Economic weakness and rising health care costs are projected to cause a continuing decline in the balances of the HI and DI Trust Funds during the baseline period. CBO projects that the HI fund will exhaust its balance in 2016 and the DI fund will be exhausted in 2018. Once balances are exhausted, the programs eventually would be unable to immediately cover their obligations.

Measures of Federal Debt

At the end of 2009, debt held by the public totaled approximately $7.5 trillion. In CBO’s current baseline projections, that measure of debt will soar to $15 trillion in 2020. Debt held by the public (see Chapter 1) is the most meaningful measure for assessing the relationship between federal debt and the economy because it represents the amount that the government has borrowed in the financial markets to pay for its operations and activities; such borrowing competes with other participants in credit markets for financial resources. In contrast, debt held by trust funds and other government accounts represents internal transactions of the government and thus has no effect on credit markets. Combined, debt held by the public and debt held by government accounts form the basis of two other measures of debt: gross federal debt and debt subject to limit.

Gross Federal Debt

Gross federal debt consists of debt held by the public and debt issued to government accounts.

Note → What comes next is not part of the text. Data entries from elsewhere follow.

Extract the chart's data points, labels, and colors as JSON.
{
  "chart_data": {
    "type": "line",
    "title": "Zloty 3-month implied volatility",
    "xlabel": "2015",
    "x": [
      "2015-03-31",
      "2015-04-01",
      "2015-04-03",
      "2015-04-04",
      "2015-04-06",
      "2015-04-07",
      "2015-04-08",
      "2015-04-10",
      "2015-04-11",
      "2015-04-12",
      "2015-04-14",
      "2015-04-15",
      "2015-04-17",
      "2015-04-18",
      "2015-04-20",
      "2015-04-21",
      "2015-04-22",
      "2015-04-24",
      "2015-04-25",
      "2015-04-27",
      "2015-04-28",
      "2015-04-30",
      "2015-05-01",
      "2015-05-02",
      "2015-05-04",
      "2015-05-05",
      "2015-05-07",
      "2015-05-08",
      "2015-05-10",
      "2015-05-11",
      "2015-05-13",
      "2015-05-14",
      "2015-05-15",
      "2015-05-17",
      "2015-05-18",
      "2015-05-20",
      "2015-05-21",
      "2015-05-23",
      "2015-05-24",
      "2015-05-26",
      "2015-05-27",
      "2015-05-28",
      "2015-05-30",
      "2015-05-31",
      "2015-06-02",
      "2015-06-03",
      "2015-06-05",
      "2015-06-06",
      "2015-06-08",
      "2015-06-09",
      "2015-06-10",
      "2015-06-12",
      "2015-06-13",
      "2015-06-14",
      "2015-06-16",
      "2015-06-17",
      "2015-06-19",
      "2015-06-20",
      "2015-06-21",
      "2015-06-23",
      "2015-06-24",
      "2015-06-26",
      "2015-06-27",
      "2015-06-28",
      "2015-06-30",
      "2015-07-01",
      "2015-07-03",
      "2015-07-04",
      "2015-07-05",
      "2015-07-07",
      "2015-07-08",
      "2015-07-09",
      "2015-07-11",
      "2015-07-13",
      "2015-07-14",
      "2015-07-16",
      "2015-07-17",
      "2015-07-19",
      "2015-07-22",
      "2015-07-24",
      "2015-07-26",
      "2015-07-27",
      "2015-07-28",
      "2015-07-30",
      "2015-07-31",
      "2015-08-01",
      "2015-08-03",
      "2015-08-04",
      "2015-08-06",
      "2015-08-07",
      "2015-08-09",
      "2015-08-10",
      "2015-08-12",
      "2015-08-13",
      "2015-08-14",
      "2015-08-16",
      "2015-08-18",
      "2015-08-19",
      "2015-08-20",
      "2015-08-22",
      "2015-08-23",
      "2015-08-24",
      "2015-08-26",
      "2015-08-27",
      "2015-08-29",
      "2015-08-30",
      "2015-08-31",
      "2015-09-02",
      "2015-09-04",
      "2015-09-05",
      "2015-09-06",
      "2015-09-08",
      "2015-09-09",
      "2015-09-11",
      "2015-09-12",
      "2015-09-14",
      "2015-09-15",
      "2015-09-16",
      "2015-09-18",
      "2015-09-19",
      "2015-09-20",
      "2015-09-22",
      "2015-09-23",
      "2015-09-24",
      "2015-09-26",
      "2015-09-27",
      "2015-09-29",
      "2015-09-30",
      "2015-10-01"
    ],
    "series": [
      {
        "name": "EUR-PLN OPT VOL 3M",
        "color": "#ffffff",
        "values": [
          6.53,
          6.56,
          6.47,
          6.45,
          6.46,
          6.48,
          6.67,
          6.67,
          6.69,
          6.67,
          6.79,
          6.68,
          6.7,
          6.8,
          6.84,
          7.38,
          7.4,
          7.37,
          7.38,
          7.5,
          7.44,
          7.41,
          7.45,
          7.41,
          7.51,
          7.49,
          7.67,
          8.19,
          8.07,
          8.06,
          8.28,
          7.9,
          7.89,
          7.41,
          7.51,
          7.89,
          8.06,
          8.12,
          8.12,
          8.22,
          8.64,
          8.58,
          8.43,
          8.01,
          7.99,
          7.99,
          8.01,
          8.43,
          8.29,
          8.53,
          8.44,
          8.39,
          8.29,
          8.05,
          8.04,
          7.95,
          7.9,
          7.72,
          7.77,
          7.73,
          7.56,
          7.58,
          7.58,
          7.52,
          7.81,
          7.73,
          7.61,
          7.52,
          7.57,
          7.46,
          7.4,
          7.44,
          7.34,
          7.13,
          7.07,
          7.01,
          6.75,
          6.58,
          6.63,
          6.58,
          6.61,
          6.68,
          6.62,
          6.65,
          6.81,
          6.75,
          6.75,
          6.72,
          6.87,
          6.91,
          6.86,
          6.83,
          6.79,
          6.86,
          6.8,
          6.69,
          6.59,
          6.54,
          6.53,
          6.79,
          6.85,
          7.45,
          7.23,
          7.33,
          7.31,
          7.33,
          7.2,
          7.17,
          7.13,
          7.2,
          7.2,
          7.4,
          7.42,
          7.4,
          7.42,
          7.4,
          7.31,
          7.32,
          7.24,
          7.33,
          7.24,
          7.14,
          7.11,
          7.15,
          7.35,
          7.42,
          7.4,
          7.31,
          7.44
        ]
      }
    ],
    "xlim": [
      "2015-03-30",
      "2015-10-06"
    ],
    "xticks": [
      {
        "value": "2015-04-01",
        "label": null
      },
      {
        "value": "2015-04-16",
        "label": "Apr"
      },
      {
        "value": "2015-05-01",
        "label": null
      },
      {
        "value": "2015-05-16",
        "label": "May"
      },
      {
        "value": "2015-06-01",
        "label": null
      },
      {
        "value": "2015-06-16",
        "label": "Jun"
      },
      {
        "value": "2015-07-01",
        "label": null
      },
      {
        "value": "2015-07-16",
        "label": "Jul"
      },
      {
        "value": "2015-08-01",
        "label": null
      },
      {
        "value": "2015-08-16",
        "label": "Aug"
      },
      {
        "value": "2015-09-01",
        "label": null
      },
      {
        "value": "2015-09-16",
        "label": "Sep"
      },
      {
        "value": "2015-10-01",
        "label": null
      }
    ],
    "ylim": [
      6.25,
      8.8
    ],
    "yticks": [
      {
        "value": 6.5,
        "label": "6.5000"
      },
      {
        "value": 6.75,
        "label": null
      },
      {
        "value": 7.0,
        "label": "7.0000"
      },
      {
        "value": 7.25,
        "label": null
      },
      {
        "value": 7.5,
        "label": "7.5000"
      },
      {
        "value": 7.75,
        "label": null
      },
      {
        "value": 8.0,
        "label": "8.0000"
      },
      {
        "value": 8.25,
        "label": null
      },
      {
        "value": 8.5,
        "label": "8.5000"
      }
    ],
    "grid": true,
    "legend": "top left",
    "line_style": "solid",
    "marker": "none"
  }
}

CBO projects that, under current law, gross federal debt will increase in every year of the 2010–2020 period, reaching $21.4 trillion in 2020—roughly 80 percent more than its total of $11.9 trillion at the end of 2009 (see Table D-2). That increase stems from a near doubling of debt held by the public and an increase of 48 percent in debt held by government accounts; the latter mostly represents the impact of the cumulative trust fund surpluses projected over the next decade.

Debt Subject to Limit

The Treasury’s authority to issue debt has a statutory ceiling. Although the limit applies to debt held by the public and by government accounts, it does not include debt issued by agencies other than the Treasury, which is included in debt held by the public and gross federal debt. That debt includes the $23 billion issued by the Tennessee Valley Authority and the $12 billion issued by the Federal Financing Bank.1 The current debt ceiling, which was set in December 2009 in Public Law 111-123, is $12.394 trillion. By CBO’s estimates, under current policies, that ceiling will be reached early in calendar year 2010 (see Figure D-2).

Table D-2.  

CBO’s Baseline Projections of Federal Debt

(Billions of dollars)

Source: Congressional Budget Office.

Note: Figures are as of the end of the year.

a.

Mainly the Civil Service Retirement and Disability, Military Retirement, Medicare, and Unemployment Insurance Trust Funds.

b. Differs from the gross federal debt primarily because debt issued by agencies other than the Treasury, as well as debt issued by the ­Federal Financing Bank, is excluded from the debt limit. The current debt limit is $12.394 trillion.

 

Figure D-2. 

Debt Subject to Limit, November 2008 to September 2011

(Trillions of dollars)

Source: Congressional Budget Office.

 


1

The Federal Financing Bank is a government entity that was established to centralize and reduce the cost of federal borrowing. In 2009, it issued $12 billion in securities to the Civil Service Retirement Fund.